Dentro de su tristeza había lugar para una felicidad que a fuerza de sensibilidad y concentración en el presente iba surgiendo como gotas que se condensan sobre un vidrio empañado. “Cambio en el estado de la materia que implica el pasaje de gas a líquido”. Le hizo gracia pensar en el concepto de condensación como una metáfora de lo que le estaba pasando. Se había sentido volátil al principio. Su cuerpo inconexo se desintegraba y expandía por el cosmos sin su determinación, y ahora, con un centro de gravedad distinto, más entero y ensamblado se sentía fluir por el asfalto ocupando un verdadero lugar en el espacio. Espacio y tiempo en el que todo era uno: su cuerpo, sus pensamientos, el auto, la música, las  lágrimas perdidas, los kilómetros hechos, los venideros, el efecto de las luces de los otros autos avanzando hacia el suyo, el viento, la noche; todo aquello se enroscaba con fuerza en alguna otra dimensión y regresaba a su interior haciéndolo un poco más refulgente y esperanzador. 
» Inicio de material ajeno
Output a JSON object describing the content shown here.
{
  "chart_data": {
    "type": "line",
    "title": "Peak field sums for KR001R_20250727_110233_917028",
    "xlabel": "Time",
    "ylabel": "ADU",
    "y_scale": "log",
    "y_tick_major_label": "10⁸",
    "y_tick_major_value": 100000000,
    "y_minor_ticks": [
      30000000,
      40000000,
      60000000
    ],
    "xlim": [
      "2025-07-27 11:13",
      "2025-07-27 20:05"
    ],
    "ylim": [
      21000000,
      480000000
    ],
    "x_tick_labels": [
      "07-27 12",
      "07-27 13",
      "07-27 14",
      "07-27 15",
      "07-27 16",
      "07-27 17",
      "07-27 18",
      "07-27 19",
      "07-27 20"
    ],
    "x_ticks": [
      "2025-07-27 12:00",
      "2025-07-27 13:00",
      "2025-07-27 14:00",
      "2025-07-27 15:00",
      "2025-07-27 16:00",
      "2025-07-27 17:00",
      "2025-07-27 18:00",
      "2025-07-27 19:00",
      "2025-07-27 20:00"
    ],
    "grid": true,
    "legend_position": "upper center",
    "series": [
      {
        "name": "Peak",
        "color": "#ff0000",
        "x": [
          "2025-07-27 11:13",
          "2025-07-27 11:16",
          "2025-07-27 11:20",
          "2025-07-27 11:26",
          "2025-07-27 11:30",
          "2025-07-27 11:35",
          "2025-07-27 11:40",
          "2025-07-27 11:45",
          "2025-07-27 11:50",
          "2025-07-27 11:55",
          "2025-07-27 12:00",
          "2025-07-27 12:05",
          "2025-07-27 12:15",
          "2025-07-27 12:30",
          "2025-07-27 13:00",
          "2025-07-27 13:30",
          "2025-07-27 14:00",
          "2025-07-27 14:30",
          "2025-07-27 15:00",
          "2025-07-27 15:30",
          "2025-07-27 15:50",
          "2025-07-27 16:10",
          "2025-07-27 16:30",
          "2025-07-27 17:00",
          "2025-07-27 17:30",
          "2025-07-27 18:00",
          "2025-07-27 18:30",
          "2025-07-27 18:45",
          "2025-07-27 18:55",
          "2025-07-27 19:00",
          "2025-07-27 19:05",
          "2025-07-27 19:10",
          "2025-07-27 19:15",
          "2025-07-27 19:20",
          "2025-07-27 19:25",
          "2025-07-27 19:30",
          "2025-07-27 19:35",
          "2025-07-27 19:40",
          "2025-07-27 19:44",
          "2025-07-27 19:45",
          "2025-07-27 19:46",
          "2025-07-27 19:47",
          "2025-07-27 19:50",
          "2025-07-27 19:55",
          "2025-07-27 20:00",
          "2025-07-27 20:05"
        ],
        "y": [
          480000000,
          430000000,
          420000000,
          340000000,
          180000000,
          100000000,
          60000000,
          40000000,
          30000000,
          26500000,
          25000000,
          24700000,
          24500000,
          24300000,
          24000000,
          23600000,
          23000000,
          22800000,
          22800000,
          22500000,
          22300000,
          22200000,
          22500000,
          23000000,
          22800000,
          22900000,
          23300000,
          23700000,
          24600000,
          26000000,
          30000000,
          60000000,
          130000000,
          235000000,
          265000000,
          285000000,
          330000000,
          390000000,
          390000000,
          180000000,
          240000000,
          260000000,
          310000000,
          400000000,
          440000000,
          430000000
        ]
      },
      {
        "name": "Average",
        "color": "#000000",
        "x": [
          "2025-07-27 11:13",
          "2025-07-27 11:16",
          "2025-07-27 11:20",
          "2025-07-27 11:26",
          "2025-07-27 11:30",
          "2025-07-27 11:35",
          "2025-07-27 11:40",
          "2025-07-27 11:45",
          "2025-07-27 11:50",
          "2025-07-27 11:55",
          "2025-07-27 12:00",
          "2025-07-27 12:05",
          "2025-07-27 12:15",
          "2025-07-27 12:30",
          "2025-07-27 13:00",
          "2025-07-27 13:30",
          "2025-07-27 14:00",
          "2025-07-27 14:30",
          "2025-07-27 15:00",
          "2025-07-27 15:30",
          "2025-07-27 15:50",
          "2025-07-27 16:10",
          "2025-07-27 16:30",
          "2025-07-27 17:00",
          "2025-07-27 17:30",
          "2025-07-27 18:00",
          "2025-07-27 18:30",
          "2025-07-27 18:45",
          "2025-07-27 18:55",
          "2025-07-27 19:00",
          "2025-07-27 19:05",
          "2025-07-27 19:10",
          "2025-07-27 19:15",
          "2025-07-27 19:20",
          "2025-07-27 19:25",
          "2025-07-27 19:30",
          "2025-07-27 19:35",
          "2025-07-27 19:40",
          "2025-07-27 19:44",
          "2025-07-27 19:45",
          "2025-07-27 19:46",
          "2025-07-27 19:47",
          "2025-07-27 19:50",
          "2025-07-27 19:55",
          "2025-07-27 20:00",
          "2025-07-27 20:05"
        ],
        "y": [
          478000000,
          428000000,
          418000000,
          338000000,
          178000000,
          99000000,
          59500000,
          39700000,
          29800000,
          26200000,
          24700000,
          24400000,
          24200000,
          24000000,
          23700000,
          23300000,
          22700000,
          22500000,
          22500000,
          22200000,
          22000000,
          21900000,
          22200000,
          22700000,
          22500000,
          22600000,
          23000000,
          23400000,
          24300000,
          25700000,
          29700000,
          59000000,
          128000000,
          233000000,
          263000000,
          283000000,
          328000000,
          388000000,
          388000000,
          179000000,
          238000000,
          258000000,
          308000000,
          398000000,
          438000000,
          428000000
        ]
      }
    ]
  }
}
La música sonaba cada vez más fuerte dentro del auto. Afuera la noche gozaba de sus últimos minutos de cerrada oscuridad. Sin mirar el reloj supo que la luz del amanecer iba a surgir de un momento a otro. Sin proponérselo había tomado una decisión. “ O mejor dicho, sin formular un esquema de pensamiento formal donde un hecho es analizado desde diferentes perspectivas para luego intentar predecir el mayor número de consecuencias posibles”. Su parte racional quedó relegada, y en cambio se había impuesto la emoción, el instinto o el simple azar. El  freno empezó a chirriar. Bowie se había callado. La velocidad fue bajando hasta que el auto quedó quieto, boqueando en la banquina. Su cuerpo en el asiento  acompañaba la quietud del auto y del paisaje exterior. En esa inmovilidad total transcurrieron unos segundos. 

Fijó la mirada en la oscuridad y pisó el acelerador, al tiempo que giraba completamente la dirección a la izquierda para retomar la ruta en el sentido inverso al que venía. Sacó el disco y puso otro que al sonar disminuyó la tensión del aire. Por el retrovisor pudo ver los primeros destellos rojos que coloreaban el cielo a su espalda. Sonrió. Si el acto de alejarse fue la primera decisión verdadera que tomó en su vida, la segunda fue la de querer volver al lugar de donde había escapado.